Question

The middle-C key (key 40 ) on a piano corresponds to a fundamental frequency of about \(262 \mathrm{~Hz}\), and the soprano-C key (key 64 ) corresponds to a fundamental frequency of \(1046.5 \mathrm{~Hz}\). If the strings used for both keys are identical in density and length, determine the ratio of the tensions in the two strings.

Short answer

Answer: The ratio of the tensions in the strings of the middle-C key (key 40) and soprano-C key (key 64) is 1:16.

Step-by-step solution

Write the formula for the fundamental frequency of a vibrating string

The formula for the fundamental frequency of a vibrating string is given by: $$ f = \frac{1}{2L} \sqrt{\frac{T}{\mu}} $$ where: - \(f\) is the fundamental frequency, - \(L\) is the length of the string, - \(T\) is the tension in the string, and - \(\mu\) is the linear density of the string.

Set up a ratio of the frequencies

We are given the fundamental frequencies for keys 40 and 64 as \(f_{40} = 262 \mathrm{~Hz}\) and \(f_{64} = 1046.5 \mathrm{~Hz}\), respectively. We can set up a ratio of their frequencies, as follows: $$ \frac{f_{40}}{f_{64}} = \frac{262}{1046.5} $$

Set up equations for each key's tension

We can rewrite the fundamental frequency formula for both keys: $$ f_{40} = \frac{1}{2L} \sqrt{\frac{T_{40}}{\mu}} \qquad \text{and} \qquad f_{64} = \frac{1}{2L} \sqrt{\frac{T_{64}}{\mu}} $$ Since the strings are identical in density and length, we know that \(L\) and \(\mu\) are the same for both strings.

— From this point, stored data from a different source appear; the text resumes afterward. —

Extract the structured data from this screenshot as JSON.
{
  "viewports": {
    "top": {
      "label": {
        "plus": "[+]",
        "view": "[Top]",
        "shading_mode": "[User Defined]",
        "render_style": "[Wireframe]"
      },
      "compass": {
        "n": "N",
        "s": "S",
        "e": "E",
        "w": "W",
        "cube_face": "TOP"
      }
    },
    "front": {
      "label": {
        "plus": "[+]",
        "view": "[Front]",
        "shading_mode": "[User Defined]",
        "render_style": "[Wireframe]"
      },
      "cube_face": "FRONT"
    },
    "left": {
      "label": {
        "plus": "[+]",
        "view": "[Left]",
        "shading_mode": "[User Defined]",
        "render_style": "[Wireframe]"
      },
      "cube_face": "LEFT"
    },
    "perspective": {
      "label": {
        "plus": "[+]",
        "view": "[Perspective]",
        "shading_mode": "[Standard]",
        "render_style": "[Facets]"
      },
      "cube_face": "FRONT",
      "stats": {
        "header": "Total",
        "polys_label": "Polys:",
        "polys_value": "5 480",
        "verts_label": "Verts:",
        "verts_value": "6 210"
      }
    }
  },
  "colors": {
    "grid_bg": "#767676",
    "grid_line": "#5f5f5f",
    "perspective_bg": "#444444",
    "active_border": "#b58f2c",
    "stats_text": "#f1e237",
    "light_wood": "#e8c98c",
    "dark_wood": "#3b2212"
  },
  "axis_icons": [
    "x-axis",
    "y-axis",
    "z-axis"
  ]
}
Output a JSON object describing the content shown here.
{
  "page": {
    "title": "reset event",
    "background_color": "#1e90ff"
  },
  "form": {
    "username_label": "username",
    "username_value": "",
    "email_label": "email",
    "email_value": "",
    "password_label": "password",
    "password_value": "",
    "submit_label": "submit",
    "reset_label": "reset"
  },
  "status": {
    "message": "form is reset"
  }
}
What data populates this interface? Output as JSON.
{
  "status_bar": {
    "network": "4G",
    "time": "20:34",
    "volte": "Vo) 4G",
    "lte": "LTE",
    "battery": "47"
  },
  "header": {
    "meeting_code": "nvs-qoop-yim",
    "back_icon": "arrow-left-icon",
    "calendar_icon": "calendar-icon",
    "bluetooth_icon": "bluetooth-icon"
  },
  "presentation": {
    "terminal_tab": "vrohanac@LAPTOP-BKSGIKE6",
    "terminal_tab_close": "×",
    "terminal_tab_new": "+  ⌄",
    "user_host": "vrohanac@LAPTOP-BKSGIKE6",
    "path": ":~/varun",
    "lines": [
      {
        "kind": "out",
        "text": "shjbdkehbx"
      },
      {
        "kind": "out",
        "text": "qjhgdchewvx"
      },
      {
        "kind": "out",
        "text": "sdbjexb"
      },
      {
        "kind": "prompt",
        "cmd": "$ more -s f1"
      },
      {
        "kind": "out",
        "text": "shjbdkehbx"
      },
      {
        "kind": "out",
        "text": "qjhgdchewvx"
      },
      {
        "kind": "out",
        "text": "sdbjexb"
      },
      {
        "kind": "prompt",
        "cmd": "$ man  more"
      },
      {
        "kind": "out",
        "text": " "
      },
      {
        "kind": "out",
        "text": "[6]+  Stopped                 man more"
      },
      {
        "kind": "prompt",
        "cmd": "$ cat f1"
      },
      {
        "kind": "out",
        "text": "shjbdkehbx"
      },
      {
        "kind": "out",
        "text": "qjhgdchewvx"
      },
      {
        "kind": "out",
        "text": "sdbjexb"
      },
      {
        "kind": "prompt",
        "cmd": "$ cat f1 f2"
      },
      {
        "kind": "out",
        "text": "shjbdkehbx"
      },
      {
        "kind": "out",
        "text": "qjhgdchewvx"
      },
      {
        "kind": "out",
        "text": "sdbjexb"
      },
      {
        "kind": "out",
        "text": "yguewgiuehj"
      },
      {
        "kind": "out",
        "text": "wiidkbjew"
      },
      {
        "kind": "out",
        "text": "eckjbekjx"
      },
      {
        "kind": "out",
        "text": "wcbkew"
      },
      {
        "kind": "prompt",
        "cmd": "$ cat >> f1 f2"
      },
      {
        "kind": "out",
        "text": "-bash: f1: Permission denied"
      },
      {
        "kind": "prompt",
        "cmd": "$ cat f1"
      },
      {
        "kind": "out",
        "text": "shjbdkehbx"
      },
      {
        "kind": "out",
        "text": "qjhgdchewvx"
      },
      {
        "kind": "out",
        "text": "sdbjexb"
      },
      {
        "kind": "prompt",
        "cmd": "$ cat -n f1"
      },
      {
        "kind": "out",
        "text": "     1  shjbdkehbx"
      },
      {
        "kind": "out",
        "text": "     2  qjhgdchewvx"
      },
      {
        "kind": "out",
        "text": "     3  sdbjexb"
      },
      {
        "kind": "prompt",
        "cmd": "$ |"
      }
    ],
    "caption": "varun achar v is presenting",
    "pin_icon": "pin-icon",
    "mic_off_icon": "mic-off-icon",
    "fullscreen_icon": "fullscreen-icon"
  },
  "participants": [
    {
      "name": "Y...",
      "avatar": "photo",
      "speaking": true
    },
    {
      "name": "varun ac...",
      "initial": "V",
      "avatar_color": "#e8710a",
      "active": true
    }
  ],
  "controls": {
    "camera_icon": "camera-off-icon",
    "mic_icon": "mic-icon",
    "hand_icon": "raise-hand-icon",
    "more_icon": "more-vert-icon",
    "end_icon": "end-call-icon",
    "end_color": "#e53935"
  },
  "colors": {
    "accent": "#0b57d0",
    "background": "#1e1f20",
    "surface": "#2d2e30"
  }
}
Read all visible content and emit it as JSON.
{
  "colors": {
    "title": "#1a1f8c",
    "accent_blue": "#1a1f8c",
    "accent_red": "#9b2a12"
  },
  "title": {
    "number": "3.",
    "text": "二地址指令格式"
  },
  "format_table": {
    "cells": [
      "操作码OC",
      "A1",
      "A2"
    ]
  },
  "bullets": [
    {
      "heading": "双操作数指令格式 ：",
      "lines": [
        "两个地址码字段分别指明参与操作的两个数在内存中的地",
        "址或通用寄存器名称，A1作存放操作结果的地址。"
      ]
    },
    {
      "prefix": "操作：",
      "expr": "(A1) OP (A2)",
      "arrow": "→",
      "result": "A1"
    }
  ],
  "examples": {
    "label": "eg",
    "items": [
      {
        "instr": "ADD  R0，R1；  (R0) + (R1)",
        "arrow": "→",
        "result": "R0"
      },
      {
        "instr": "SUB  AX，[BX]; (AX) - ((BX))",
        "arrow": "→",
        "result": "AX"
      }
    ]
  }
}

Solve for the tension ratio

We can divide the equations from step 3 to eliminate \(L\) and \(\mu\): $$ \frac{f_{40}}{f_{64}} = \frac{\frac{1}{2L} \sqrt{\frac{T_{40}}{\mu}}}{\frac{1}{2L} \sqrt{\frac{T_{64}}{\mu}}} $$ This simplifies to: $$ \frac{f_{40}}{f_{64}} = \sqrt{\frac{T_{40}}{T_{64}}} $$ Now, square both sides of the equation: $$ \left(\frac{f_{40}}{f_{64}}\right)^2 = \frac{T_{40}}{T_{64}} $$ Plug in the frequency ratio obtained in step 2: $$ \left(\frac{262}{1046.5}\right)^2 = \frac{T_{40}}{T_{64}} $$

Calculate the result

Evaluate the left side of the equation to obtain the ratio of the tensions: $$ \frac{T_{40}}{T_{64}} = 0.0625 $$ So, the ratio of the tensions in the two strings is \(0.0625:1\) or \(1:16\), meaning the tension in key 64 is 16 times greater than the tension in key 40.